A typical prior art scheduler architectures is a traditional n-slot weighted fair queuing (WFQ) calendar which may contain hundreds of calendar slots in order to meet the diversified bandwidth requirements and variable packet sizes. In view of this, a large amount of memory is required for implementation and this large memory requirement leads to latency issues.
U.S. patent application Ser. No. 10/334,204 filed Dec. 30, 2002 to Olesinski et al., describes one prior art calendar structure. In the Ser. No. 10/334,204 application entitled “Methods and Apparatus for Scheduling and Servicing Events Using a Calendar Structure” a multi-tier structure is presented which means that it consumes less memory than a typical n-slot WFQ calendar. Although it does not require hundreds of calendar slots as in the n-slot WFQ calendar it still requires tens of calendar slots which as indicated previously raises latency issues. The contents of application Ser. No. 10/334,204 are incorporated herein by reference.

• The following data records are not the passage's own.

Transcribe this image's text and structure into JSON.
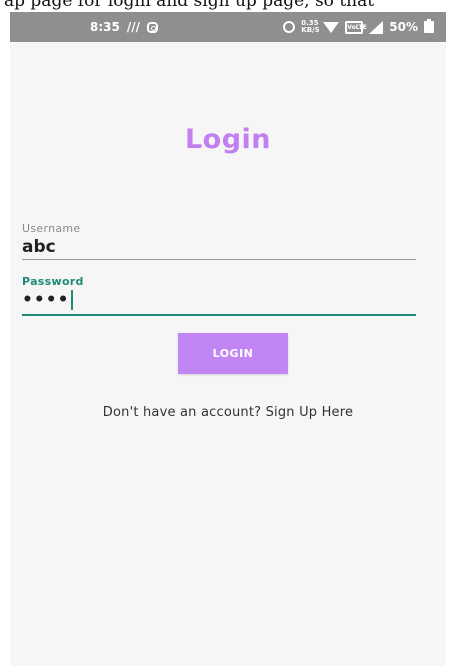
{
  "caption": {
    "text": "ap page for login and sign up page, so that"
  },
  "status_bar": {
    "time": "8:35",
    "notif_glyph": "///",
    "speed": "0.35 KB/S",
    "battery": "50%",
    "volte": "VoLTE",
    "icons": [
      "instagram-icon",
      "alarm-icon",
      "wifi-icon",
      "volte-icon",
      "signal-icon",
      "battery-icon"
    ]
  },
  "login": {
    "title": "Login",
    "username_label": "Username",
    "username_value": "abc",
    "password_label": "Password",
    "password_value": "••••",
    "button_label": "LOGIN",
    "signup_text": "Don't have an account? Sign Up Here"
  },
  "colors": {
    "accent": "#c27ff0",
    "focus": "#1e8a78",
    "status_bar": "#8f8f8f",
    "background": "#f6f6f6"
  }
}
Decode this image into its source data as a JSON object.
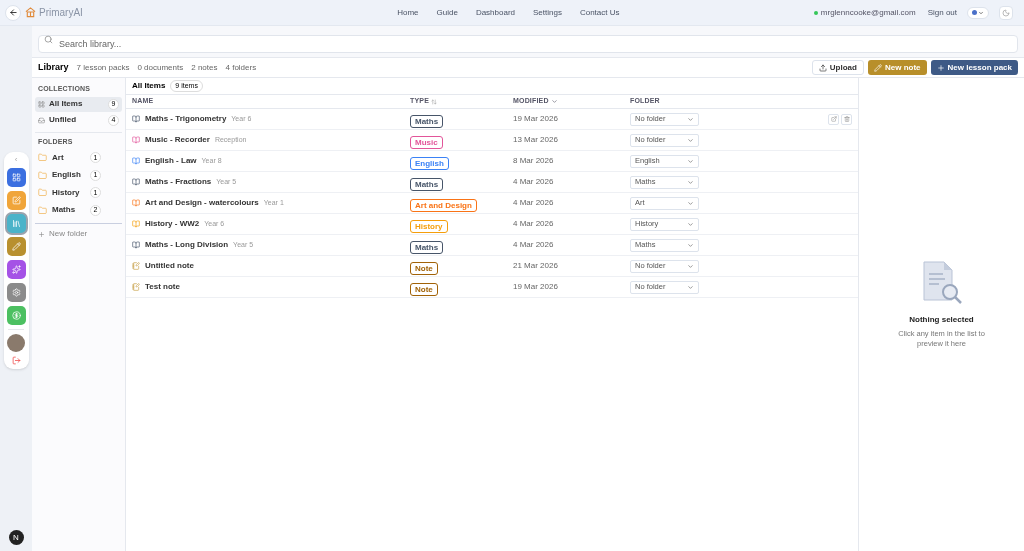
{
  "nav": {
    "brand": "PrimaryAI",
    "links": [
      "Home",
      "Guide",
      "Dashboard",
      "Settings",
      "Contact Us"
    ],
    "email": "mrglenncooke@gmail.com",
    "sign_out": "Sign out"
  },
  "dock": {
    "collapse": "‹",
    "apps": [
      {
        "color": "#3b6fe0",
        "selected": false
      },
      {
        "color": "#f0a53a",
        "selected": false
      },
      {
        "color": "#4bb3c9",
        "selected": true
      },
      {
        "color": "#b8902f",
        "selected": false
      },
      {
        "color": "#a552e6",
        "selected": false
      },
      {
        "color": "#8b8b8b",
        "selected": false
      },
      {
        "color": "#4cc061",
        "selected": false
      }
    ],
    "badge": "N"
  },
  "search": {
    "placeholder": "Search library..."
  },
  "library": {
    "title": "Library",
    "stats": [
      "7 lesson packs",
      "0 documents",
      "2 notes",
      "4 folders"
    ],
    "buttons": [
      {
        "kind": "upload",
        "label": "Upload"
      },
      {
        "kind": "note",
        "label": "New note"
      },
      {
        "kind": "pack",
        "label": "New lesson pack"
      }
    ]
  },
  "sidebar": {
    "collections_heading": "COLLECTIONS",
    "collections": [
      {
        "kind": "all",
        "label": "All Items",
        "count": "9",
        "selected": true
      },
      {
        "kind": "unfiled",
        "label": "Unfiled",
        "count": "4",
        "selected": false
      }
    ],
    "folders_heading": "FOLDERS",
    "folders": [
      {
        "label": "Art",
        "count": "1",
        "selected": false
      },
      {
        "label": "English",
        "count": "1",
        "selected": false
      },
      {
        "label": "History",
        "count": "1",
        "selected": false
      },
      {
        "label": "Maths",
        "count": "2",
        "selected": false
      }
    ],
    "new_folder": "New folder"
  },
  "table": {
    "title": "All Items",
    "count": "9 items",
    "columns": [
      "NAME",
      "TYPE",
      "MODIFIED",
      "FOLDER"
    ],
    "rows": [
      {
        "kind": "lesson",
        "name": "Maths - Trigonometry",
        "sub": "Year 6",
        "type": "Maths",
        "color": "#475569",
        "modified": "19 Mar 2026",
        "folder": "No folder",
        "hovered": true
      },
      {
        "kind": "lesson",
        "name": "Music - Recorder",
        "sub": "Reception",
        "type": "Music",
        "color": "#e2559a",
        "modified": "13 Mar 2026",
        "folder": "No folder",
        "hovered": false
      },
      {
        "kind": "lesson",
        "name": "English - Law",
        "sub": "Year 8",
        "type": "English",
        "color": "#3b82f6",
        "modified": "8 Mar 2026",
        "folder": "English",
        "hovered": false
      },
      {
        "kind": "lesson",
        "name": "Maths - Fractions",
        "sub": "Year 5",
        "type": "Maths",
        "color": "#475569",
        "modified": "4 Mar 2026",
        "folder": "Maths",
        "hovered": false
      },
      {
        "kind": "lesson",
        "name": "Art and Design - watercolours",
        "sub": "Year 1",
        "type": "Art and Design",
        "color": "#f97316",
        "modified": "4 Mar 2026",
        "folder": "Art",
        "hovered": false
      },
      {
        "kind": "lesson",
        "name": "History - WW2",
        "sub": "Year 6",
        "type": "History",
        "color": "#f59e0b",
        "modified": "4 Mar 2026",
        "folder": "History",
        "hovered": false
      },
      {
        "kind": "lesson",
        "name": "Maths - Long Division",
        "sub": "Year 5",
        "type": "Maths",
        "color": "#475569",
        "modified": "4 Mar 2026",
        "folder": "Maths",
        "hovered": false
      },
      {
        "kind": "note",
        "name": "Untitled note",
        "type": "Note",
        "color": "#a16207",
        "modified": "21 Mar 2026",
        "folder": "No folder",
        "hovered": false
      },
      {
        "kind": "note",
        "name": "Test note",
        "type": "Note",
        "color": "#a16207",
        "modified": "19 Mar 2026",
        "folder": "No folder",
        "hovered": false
      }
    ]
  },
  "preview": {
    "title": "Nothing selected",
    "hint": "Click any item in the list to preview it here"
  }
}
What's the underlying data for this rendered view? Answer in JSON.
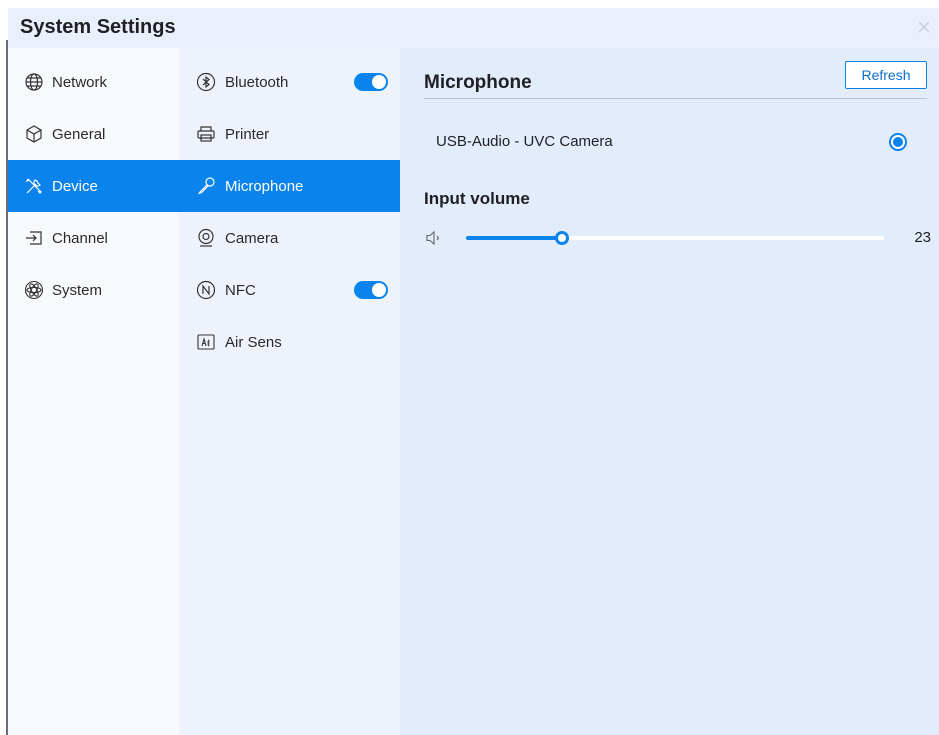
{
  "window": {
    "title": "System Settings"
  },
  "nav": {
    "items": [
      {
        "label": "Network",
        "icon": "globe-icon"
      },
      {
        "label": "General",
        "icon": "cube-icon"
      },
      {
        "label": "Device",
        "icon": "tools-icon",
        "active": true
      },
      {
        "label": "Channel",
        "icon": "input-icon"
      },
      {
        "label": "System",
        "icon": "atom-icon"
      }
    ]
  },
  "subnav": {
    "items": [
      {
        "label": "Bluetooth",
        "icon": "bluetooth-icon",
        "toggle": true
      },
      {
        "label": "Printer",
        "icon": "printer-icon"
      },
      {
        "label": "Microphone",
        "icon": "microphone-icon",
        "active": true
      },
      {
        "label": "Camera",
        "icon": "camera-icon"
      },
      {
        "label": "NFC",
        "icon": "nfc-icon",
        "toggle": true
      },
      {
        "label": "Air Sens",
        "icon": "air-sensor-icon"
      }
    ]
  },
  "panel": {
    "title": "Microphone",
    "refresh_label": "Refresh",
    "device": {
      "name": "USB-Audio - UVC Camera",
      "selected": true
    },
    "volume": {
      "label": "Input volume",
      "value": "23",
      "fraction": 0.23
    }
  },
  "colors": {
    "accent": "#0a84ec",
    "panel_bg": "#e3ecfa",
    "title_bar": "#eaf0fb"
  }
}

One additional problem that exists with both n-slot WFQ calendars and the architecture disclosed in the aforementioned application is that the number of calendar slots in a calendar is fixed. This means that even if some calendar slots are never used the memory used for implementing them is reserved.
In a typical WFQ calendar architecture each calendar slot has to store both head and tail pointers. The more slots required, the more memory is used to store these head and tail pointers. This is a particular issue because internal memory is often used in the implementation to minimize latency. This need to use internal memory is significant for WFQ schedulers that may be implemented in the datapath. For example, a traffic management chip designed in Alcatel supports 3.5 k WFQ calendars and consumes around 4 M bits internal memory. It was desired that further 2 k WFQ calendars be implemented on the chip but this is not feasible due to the large amount of internal memory consumption.
The present invention addresses the aforementioned problems by using resources in a very efficient way while maintaining good performance. Fairness of scheduling and service is provided by using a two-slot dynamic length WFQ calendar. The calendar can be configured to provide a fine granularity by using a hierarchical WFQ scheme.